In regards to drills, when you look at the ice kicker or the clam gear box those are 2:1. If what you laid out above is true (it’s not) then those gear boxes that are 2:1 will turn a bit faster than hooking it directly to the bit and running them at 1:1.
Have had my complete set-up now for a couple of weeks. Haven't drilled many hole's, but it really rips thru the ice!! Went with the Nils Trekker 6" and a Milwaukee 18V Fuel 2704-20 5ah battery.. I don't think no matter what auger you have these days, it's going to cost a person to replace or have the blades sharpened, unless you can do it yourself. I found the drill on Ebay and it was advertised as the 2706-20 Model and got sent the 2704-20. No big deal to me, the guy did have the right model I thought I was getting and offered a exchange, but I was happy and didn't want to wait since Ice Fishing is in full swing. Was a good deal on the drill/battery/charger, $185.00 and the seller gave me a refund back to my Paypal of $30 for sending the wrong model. Just ordered a second battery this week for $12 even though it looks the same as mine, but think it's made in Japan. Course all Milwaukee Batteries might be made there, lol!! I also ordered a Coldsnap.com cover for my Nils, since their cover guards aren't the best. Still might get the Clam Newer Auger Conversion Kit(just like the concept and having handles and a throttle. Almost was going to go with a Kobalt Cordless drill carried by Lowes exclusively, good warranty and heard money back up to one year if your not satisfied.

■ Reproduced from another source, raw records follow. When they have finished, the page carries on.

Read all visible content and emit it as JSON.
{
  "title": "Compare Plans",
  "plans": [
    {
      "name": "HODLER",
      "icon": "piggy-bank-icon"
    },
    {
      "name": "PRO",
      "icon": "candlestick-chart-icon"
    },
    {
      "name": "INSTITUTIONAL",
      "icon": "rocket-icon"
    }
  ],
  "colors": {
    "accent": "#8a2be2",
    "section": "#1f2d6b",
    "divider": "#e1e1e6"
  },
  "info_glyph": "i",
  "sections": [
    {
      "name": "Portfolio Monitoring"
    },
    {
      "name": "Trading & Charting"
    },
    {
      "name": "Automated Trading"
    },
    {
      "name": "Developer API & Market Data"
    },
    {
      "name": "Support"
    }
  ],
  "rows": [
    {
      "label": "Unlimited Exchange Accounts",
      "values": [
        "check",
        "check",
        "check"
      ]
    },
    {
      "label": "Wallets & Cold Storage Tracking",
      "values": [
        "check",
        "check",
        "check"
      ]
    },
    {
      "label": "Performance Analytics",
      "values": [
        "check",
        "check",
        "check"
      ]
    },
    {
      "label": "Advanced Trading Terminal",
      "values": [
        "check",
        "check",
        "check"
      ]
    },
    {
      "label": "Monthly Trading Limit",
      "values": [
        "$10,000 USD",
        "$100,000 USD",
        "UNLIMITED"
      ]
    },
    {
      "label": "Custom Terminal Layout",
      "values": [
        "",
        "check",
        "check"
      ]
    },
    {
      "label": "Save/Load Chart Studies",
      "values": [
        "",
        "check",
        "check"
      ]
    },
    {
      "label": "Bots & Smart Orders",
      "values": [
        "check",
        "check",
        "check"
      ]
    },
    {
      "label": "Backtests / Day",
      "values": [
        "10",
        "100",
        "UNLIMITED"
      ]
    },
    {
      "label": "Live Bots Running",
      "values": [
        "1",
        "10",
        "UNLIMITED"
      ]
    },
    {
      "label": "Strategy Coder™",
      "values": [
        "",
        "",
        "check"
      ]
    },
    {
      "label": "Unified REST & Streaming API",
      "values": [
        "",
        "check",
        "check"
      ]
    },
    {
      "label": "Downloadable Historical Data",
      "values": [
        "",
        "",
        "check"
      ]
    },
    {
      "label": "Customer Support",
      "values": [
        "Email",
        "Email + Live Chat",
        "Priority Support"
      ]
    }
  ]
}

I can still see people being confused with torque, volts, amp hours, watts, etc.. if your not electrically educated and how it apply's to Electric Augers whether it being a Cordless Drill or all in one Auger with batteries/packs included or in a pack form that you attach to the Auger Head which is the same concept as any cordless equipment. All you need to be concerned with drilling hole's thru the ice with Amp Hours is how long your battery is going to last you on a outing(s). Torque, well that is coming from the motor itself and how gear's are geared. If your gear ratio say on a gas powered Auger are 12 to 1, then you have more Torque typically and power, just not the speed. If it the gear ratio is 25 to 1, then you have less Torque typically, but the speed is faster. Bigger the unit your operating the more Volts you need to achieve maximum performance on how the unit works as a whole. Your not gaining anything if you have a setup like mine and go with a higher Volt Cordless Drill except more added weight.
Just started using drill set up this year. I have a ridgid brushless drill that was purchased as a combo with the driver. 4 aBattery is still full after drilling 30 or so holes thru 4 inches of ice. The combo cost was around 170 from direct tools in the Johnson creek outlet mall. I have been impressed with the drill both on and off the ice.